One thing which is innovative, or unique, about how we go about assessing the attractiveness of different asset classes going forward is: we use market prices themselves to give us insight into whether or not a certain asset class is less attractive, more attractive, or of equal attractiveness to other asset classes. Why market prices? Well, market prices for two important reasons. One, they are forward looking. They embody forward-looking information about future risks. And two, we know the market is smart. We know it is intelligent. We know the market is very hard to beat. So why not use the information that an intelligent system is telling us? And the market prices that we focus on are option prices.
Option prices or option contracts are insurance contracts. They represent an insurance premium. And what we know is, if the price of insurance to protect against losses increases, that immediately tells us that the risks to the downside have increased. If the price to participate in the upside has increased, that directly and immediately tells us the probability of an asset enjoying a run-up has increased.
Very rarely does the options market indicate that only one equity region is looking attractive or only one equity region is looking unattractive. Today, we find that the only one equity region which is looking attractive is US large-cap equities. When it comes to European equities, Asian equities, and emerging market equities, the options market is painting a bleak picture.
So, why is that the case? We believe it has to do potentially with two fundamental reasons. The first is: only the US is really seeing talk about fiscal stimulus, whether that’s fiscal stimulus coming in the form of repatriation, whether in the form of tax reform – which has already happened – or whether in the form of actual spending by the US Treasury. Fiscal stimulus should help offset the withdrawal of monetary stimulus.
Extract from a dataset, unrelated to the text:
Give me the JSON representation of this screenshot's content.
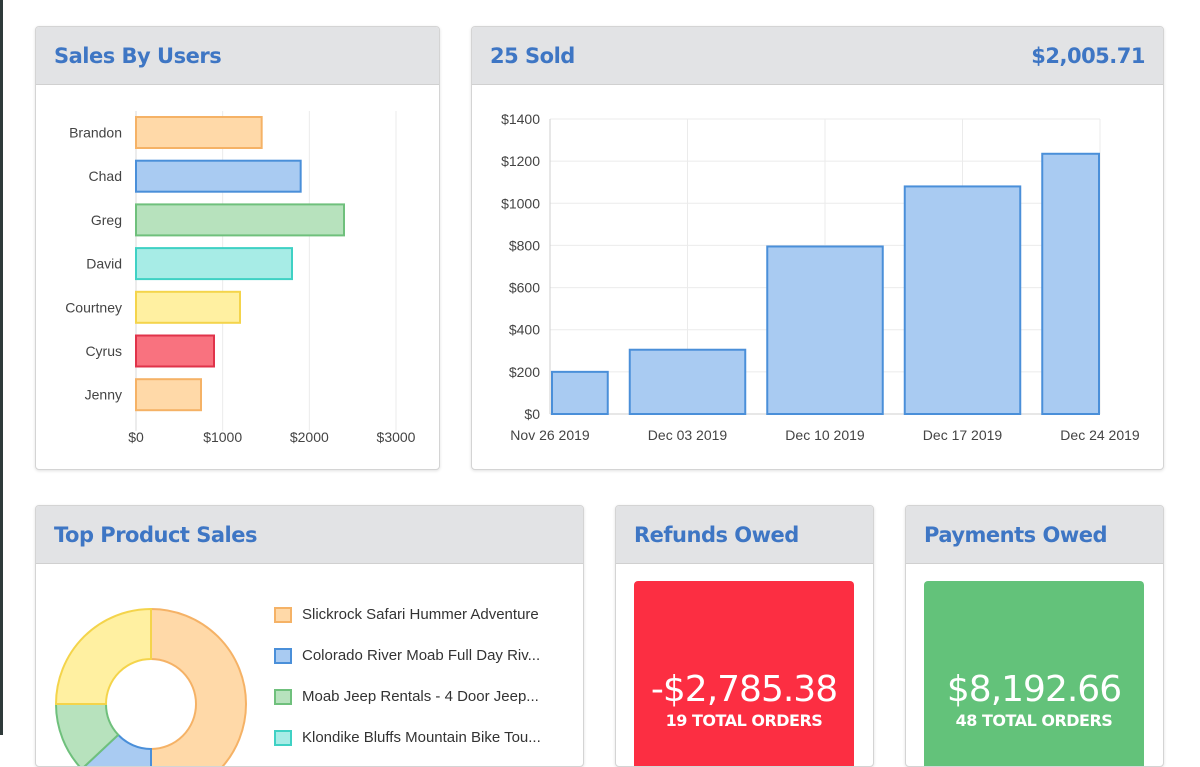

The second fundamental reason we believe the options market is pointing to unattractiveness in equity regions outside of the US has to do with US dollar weakness. A weaker dollar, a stronger euro, is going to impose a strong headwind on countries such as Germany, France, and Italy, as those economies rely on exports. Similarly, a stronger yen will hinder economic growth in Japan. Japan, just like Germany, is a country, an economy, which relies on exports. It’s a country which has a current account surplus, and saves. A stronger yen hurts their ability to export, and their ability to save.
On the trade side, one of the biggest risks many people worry about today is government policy and government regulation coming in, which is going to impair open and free trade – whether through tariffs, embargos, etc. The options market, on the other hand, doesn’t really ‘buy’ that argument. One specific reason and piece of evidence here concerns Canada and Mexico. The options market, in fact, is both seeing attractive gains to be earned relative to potential losses by allocating to Canadian equities, and by allocating to Mexican equities; thereby reflective of a NAFTA policy that is likely going to be fair, versus punitive, towards Canada and Mexico. So our options-based signals are telling us the risk that people or the concerns that people are placing on trade, tariffs, and the trade environment going forward looks a bit overblown.
NAFTA = the North American Free Trade Agreement, a treaty between Canada, Mexico, and the US. In January 2017 US President Donald Trump signed an executive order to renegotiate NAFTA.
These are the views of the manager at the time of recording in March 2018. They may differ from the views of others at Janus Henderson Investors. Sectors, indices and securities mentioned within this article do not constitute or form part of any offer or solicitation to buy or sell any of them.